I don’t know if I believe in Hell, but if I did, this pit of mud would not be much removed from my conception of that plane. I confess there have been moments, clouded by gas or bombarded by shells, when I do think that whatever blessing or magic you bestowed on me in the White Horse has run its course, and I have been damned to Hades. I suppose I’ve committed sins enough by now to have earned the trip of my own accord.
If indeed I should not live to see
Should you deign to return after last
I want
[The bottom of this page is singed too badly to make out the remaining words. The text continues on a fresh sheet.]
4th Nov.
Sorry. Bomb. You know how it goes.
Not that you’ll ever see this. I don’t know why I even
5th Nov.
Guy Fawkes Night. Some of the lads are joking about bonfires. Even after five hundred years I remain in awe of our human capacity to joke in the midst of the most horrific experiences known to man. These boys are whistling into a hurricane, and they know it, and they do it anyway. Just because.
Is that why you keep returning? To watch us whistle? I suppose it would be understandable, although somehow I don’t think that’s your particular cup of tea.
The padre came by a little while ago to read Compline before we went out on night watch. I don’t know if you’re familiar with the prayerbook — you could have written half of it for all I know — but there’s a bit in there that never fails to send my stomach swooping these days. Once, when I was a younger man (yes, I know) I climbed a church spire on a dare. That dizzy view, looking down at the sickmaking ground from on high? That’s what I mean.
I keep returning to these words over and over. They have lodged somewhere deep inside me, I don’t know exactly where, but they run through my head like a melody that’s gotten stuck:
Lord, now lettest thou thy servant depart in peace according to thy word. For mine eyes have seen thy salvation, Which thou hast prepared before the face of all people; To be a light to lighten the Gentiles and to be the glory of thy people Israel.
Do you know the story? Simeon was an old man, promised by the Holy Ghost that he would not die until he beheld the Messiah; this is the prayer he speaks when he sees the Christ Child is presented at the temple. The promise of the Spirit finally fulfilled, he releases himself gladly to death.
I suppose it’s obvious, psychologically speaking, why this speaks so to me. I don’t go in much for psychology myself, but our captain – a highly educated man – is very interested in the subject, so I’ve picked up a bit. I can only imagine what the analysts would make of a man who can’t die, whose mind is so fixed on the words of a man who is waiting to die.

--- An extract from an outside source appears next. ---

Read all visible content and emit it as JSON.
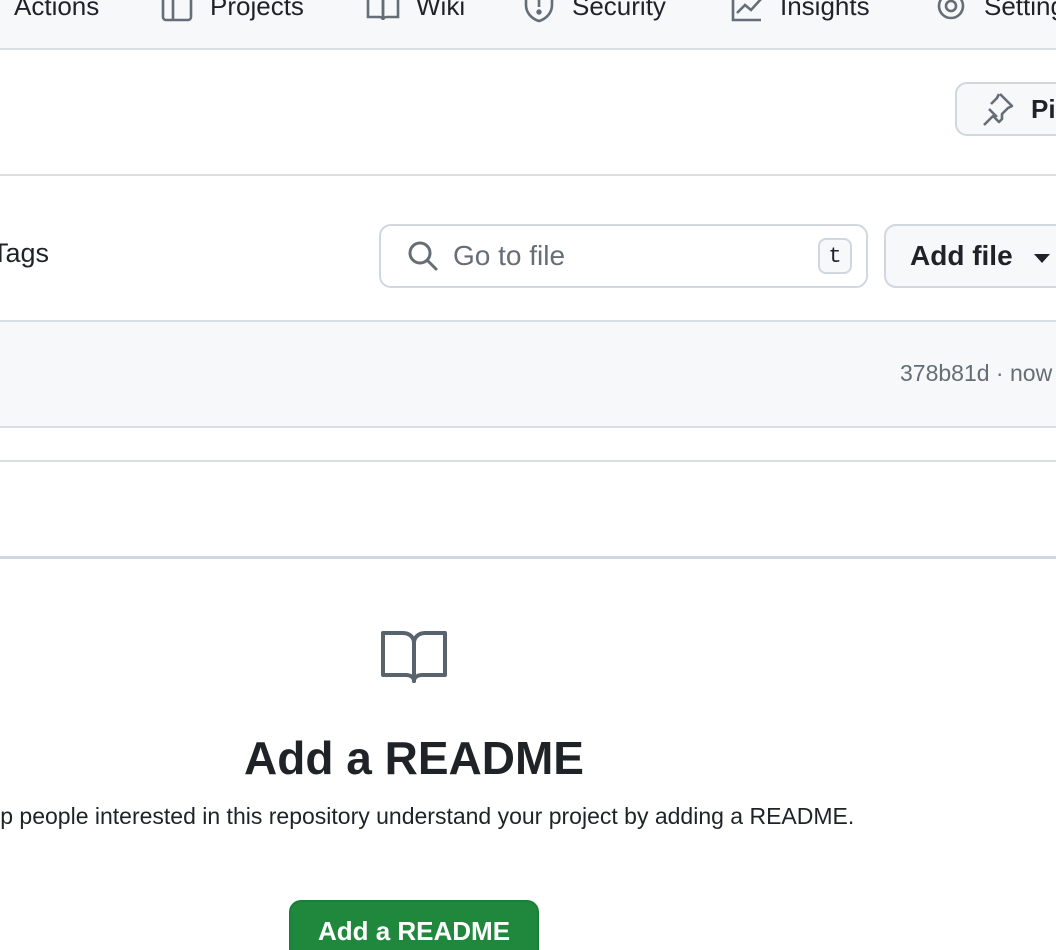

It is getting late now and my eyes are heavy; but I have an hour left on my watch so I will write to stay awake.
Do you think, Stranger, that I am secretly longing to depart this life in peace, like Simeon? If so, it is a secret I have kept even from myself, if it is possible to do such a thing. All I want is to get to the other side of this war with my faculties reasonably intact and see you in 1989 and resume my life as I see fit. I have no desire for Heaven.
And yet. The words keep circling in my mind.

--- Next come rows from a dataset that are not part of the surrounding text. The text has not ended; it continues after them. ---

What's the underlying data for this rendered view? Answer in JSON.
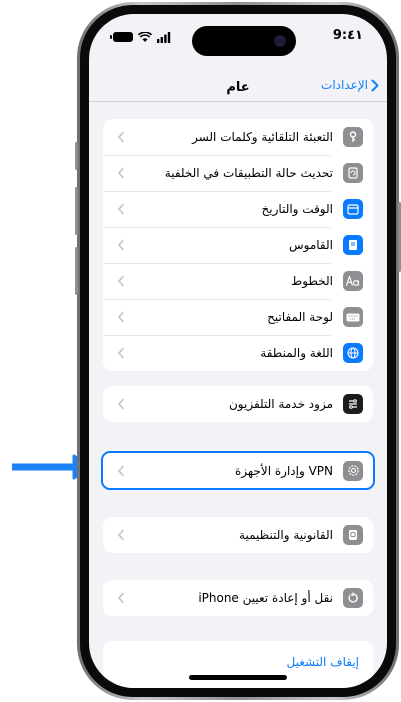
{
  "status_bar": {
    "time": "9:٤١"
  },
  "nav": {
    "title": "عام",
    "back_label": "الإعدادات"
  },
  "groups": {
    "main": [
      {
        "label": "التعبئة التلقائية وكلمات السر",
        "icon": "key-icon"
      },
      {
        "label": "تحديث حالة التطبيقات في الخلفية",
        "icon": "refresh-icon"
      },
      {
        "label": "الوقت والتاريخ",
        "icon": "calendar-clock-icon"
      },
      {
        "label": "القاموس",
        "icon": "book-icon"
      },
      {
        "label": "الخطوط",
        "icon": "fonts-icon"
      },
      {
        "label": "لوحة المفاتيح",
        "icon": "keyboard-icon"
      },
      {
        "label": "اللغة والمنطقة",
        "icon": "globe-icon"
      }
    ],
    "tv": {
      "label": "مزود خدمة التلفزيون",
      "icon": "tv-provider-icon"
    },
    "vpn": {
      "label": "VPN وإدارة الأجهزة",
      "icon": "gear-icon"
    },
    "legal": {
      "label": "القانونية والتنظيمية",
      "icon": "legal-icon"
    },
    "transfer": {
      "label": "نقل أو إعادة تعيين iPhone",
      "icon": "reset-icon"
    },
    "shutdown": {
      "label": "إيقاف التشغيل"
    }
  },
  "colors": {
    "accent": "#0a7aff",
    "background": "#f2f2f7",
    "arrow": "#1a82f7"
  }
}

I think perhaps I am Simeon before he sees the babe. I am still waiting for what I was promised and have not yet seen thy salvation. I wonder what will happen to me after mine eyes behold you once more.
I have faith – I believe that whether you name me “friend” or no, you will be there in 1989. It is a blasphemous faith no doubt, but I cannot help but hold as fast to it as I do to God. Perhaps more so, for I know you are real, and it is hard to find God in a trench.
You will never see this letter (after all, I have no way to send it even if I wanted to).
Wherever you are, my strange friend, I hope you are safe. I hope you still believe in me.
Yours ever, Hob Gadling
[This letter was buried at the bottom of a shellhole in the early hours of 6th November 1916 and never recovered.]